Secondo l’assessore alle foreste Roberto Failoni, si tratta della prima iniziativa di questo genere a essere sostenuta interamente da risorse dirette del bilancio provinciale. “Un segnale forte di continuità e di vicinanza al territorio – ha dichiarato Failoni – che permette di non interrompere l’importante percorso di ammodernamento infrastrutturale finora sostenuto con i fondi europei e statali”. Una rete viaria forestale efficiente rappresenta lo strumento primario per una gestione selvicolturale sostenibile e per la valorizzazione della filiera del legno, oltre a costituire una risorsa fondamentale per la fruizione sicura del bosco e per la tutela dei servizi ecosistemici della montagna.
Il provvedimento attua le previsioni della legge provinciale sulle foreste e si allinea agli indirizzi programmatici del Documento di Economia e Finanza Provinciale 2026-2028 per la multifunzionalità del bosco. Le agevolazioni sono concesse in conformità al regolamento europeo ABER, che ne riconosce la compatibilità con il mercato interno.

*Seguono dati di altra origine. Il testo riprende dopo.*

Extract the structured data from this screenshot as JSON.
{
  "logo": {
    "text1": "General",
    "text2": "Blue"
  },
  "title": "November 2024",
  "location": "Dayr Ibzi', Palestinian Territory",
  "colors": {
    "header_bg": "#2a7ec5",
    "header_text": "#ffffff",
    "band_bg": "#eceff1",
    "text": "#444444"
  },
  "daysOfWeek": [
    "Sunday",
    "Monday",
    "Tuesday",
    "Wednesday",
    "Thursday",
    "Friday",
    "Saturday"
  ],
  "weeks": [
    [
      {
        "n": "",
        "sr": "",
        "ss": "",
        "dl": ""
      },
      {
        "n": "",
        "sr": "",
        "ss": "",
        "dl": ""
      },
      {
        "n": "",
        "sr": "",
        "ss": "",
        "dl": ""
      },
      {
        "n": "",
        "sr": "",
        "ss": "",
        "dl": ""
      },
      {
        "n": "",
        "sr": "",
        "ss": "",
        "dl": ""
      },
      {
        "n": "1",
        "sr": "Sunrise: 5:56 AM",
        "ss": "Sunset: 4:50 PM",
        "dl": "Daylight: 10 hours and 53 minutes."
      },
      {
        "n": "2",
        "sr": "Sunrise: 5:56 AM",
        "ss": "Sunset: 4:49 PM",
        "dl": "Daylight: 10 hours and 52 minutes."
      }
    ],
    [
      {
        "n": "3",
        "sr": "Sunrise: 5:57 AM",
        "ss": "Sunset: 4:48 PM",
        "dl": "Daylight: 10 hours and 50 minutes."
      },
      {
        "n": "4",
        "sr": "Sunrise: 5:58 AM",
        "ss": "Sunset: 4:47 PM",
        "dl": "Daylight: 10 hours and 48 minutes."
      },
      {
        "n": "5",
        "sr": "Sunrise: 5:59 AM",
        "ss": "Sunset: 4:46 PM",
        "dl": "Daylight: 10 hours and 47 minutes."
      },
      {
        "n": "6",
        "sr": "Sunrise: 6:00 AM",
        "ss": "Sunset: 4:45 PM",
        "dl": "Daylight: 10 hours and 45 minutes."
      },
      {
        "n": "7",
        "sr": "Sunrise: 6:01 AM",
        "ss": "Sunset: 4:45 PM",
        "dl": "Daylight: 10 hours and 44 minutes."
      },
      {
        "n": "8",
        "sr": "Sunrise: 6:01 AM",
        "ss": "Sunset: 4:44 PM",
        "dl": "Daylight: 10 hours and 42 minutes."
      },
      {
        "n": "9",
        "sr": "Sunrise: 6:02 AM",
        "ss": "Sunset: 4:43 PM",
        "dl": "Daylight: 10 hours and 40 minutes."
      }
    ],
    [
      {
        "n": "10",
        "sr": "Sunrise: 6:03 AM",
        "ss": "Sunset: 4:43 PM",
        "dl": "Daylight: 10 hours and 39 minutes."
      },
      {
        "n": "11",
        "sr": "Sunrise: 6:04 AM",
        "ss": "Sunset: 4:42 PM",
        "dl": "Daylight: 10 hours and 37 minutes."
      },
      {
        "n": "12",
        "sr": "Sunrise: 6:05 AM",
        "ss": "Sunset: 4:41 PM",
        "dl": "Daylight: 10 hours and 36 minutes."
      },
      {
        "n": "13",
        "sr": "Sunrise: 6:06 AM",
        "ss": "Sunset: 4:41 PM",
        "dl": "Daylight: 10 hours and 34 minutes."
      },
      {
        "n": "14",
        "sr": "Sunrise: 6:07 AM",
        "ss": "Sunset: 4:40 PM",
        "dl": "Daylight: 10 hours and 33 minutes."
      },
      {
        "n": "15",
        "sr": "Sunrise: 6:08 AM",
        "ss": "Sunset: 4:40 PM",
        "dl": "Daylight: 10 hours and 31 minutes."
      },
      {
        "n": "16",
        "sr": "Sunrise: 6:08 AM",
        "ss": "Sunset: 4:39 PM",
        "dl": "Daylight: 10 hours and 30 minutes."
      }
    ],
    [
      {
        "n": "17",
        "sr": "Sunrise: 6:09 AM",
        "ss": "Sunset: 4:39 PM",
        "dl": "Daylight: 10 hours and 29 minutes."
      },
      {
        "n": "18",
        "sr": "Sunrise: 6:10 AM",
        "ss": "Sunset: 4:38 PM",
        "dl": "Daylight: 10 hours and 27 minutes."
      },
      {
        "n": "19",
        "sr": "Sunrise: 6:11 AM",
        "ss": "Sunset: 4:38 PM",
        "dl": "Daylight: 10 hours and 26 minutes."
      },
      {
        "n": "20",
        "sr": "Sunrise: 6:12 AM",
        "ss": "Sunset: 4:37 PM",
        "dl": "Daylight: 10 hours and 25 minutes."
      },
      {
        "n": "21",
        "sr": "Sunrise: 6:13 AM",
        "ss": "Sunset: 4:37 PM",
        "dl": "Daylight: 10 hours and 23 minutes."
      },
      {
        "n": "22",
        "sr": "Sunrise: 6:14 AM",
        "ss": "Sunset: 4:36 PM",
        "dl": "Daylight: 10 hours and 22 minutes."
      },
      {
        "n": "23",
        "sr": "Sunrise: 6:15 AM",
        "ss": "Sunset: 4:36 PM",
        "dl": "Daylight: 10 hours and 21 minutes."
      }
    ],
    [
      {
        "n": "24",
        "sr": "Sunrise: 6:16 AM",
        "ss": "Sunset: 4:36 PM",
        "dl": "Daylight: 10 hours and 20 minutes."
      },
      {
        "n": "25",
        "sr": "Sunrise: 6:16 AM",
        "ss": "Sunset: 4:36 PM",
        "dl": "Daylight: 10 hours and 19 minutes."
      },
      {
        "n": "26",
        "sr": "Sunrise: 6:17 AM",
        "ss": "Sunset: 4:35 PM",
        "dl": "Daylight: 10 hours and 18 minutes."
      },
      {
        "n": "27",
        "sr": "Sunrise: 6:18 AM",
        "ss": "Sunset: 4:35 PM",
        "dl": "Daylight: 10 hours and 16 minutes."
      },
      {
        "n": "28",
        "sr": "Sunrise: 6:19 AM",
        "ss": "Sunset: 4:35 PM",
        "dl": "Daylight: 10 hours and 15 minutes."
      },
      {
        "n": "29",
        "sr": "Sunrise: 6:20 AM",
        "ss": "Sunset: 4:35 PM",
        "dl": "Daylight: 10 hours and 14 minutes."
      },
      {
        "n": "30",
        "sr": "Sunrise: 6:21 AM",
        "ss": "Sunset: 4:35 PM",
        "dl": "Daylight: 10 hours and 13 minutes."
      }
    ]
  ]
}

Il contributo provinciale coprirà il 65% della spesa ammessa per ciascun progetto. La spesa minima ammissibile è fissata a 40.000 euro per gli interventi sulla viabilità e a 20.000 euro per i piazzali forestali. Per i beneficiari sono previsti tetti massimi di spesa: 250.000 euro per la rete stradale e 60.000 euro per i piazzali. Per la viabilità, la spesa massima per interventi puntuali o tracciati inferiori al chilometro è di 120.000 euro, limite che si applica anche per ogni chilometro in caso di tratte stradali più lunghe.
I progetti saranno sottoposti a valutazione tecnica da parte degli uffici provinciali. Le domande dovranno superare una soglia minima di sbarramento, ottenendo un punteggio di merito non inferiore a 50 punti, per accedere ai finanziamenti e garantire l’effettiva qualità degli interventi sul territorio.
Le agevolazioni puntano a coprire le spese per infrastrutture destinate a un uso collettivo e pubblico, migliorando l’accessibilità complessiva del patrimonio forestale trentino e l’efficienza delle attività selvicolturali, specialmente in contesti di gestione attiva e condivisa del territorio.
La presentazione delle domande potrà avvenire esclusivamente in modalità telematica a partire dal 20 luglio 2026, con termine perentorio fissato al 30 settembre 2026. I fondi stanziati sono prenotati sull’esercizio finanziario 2027.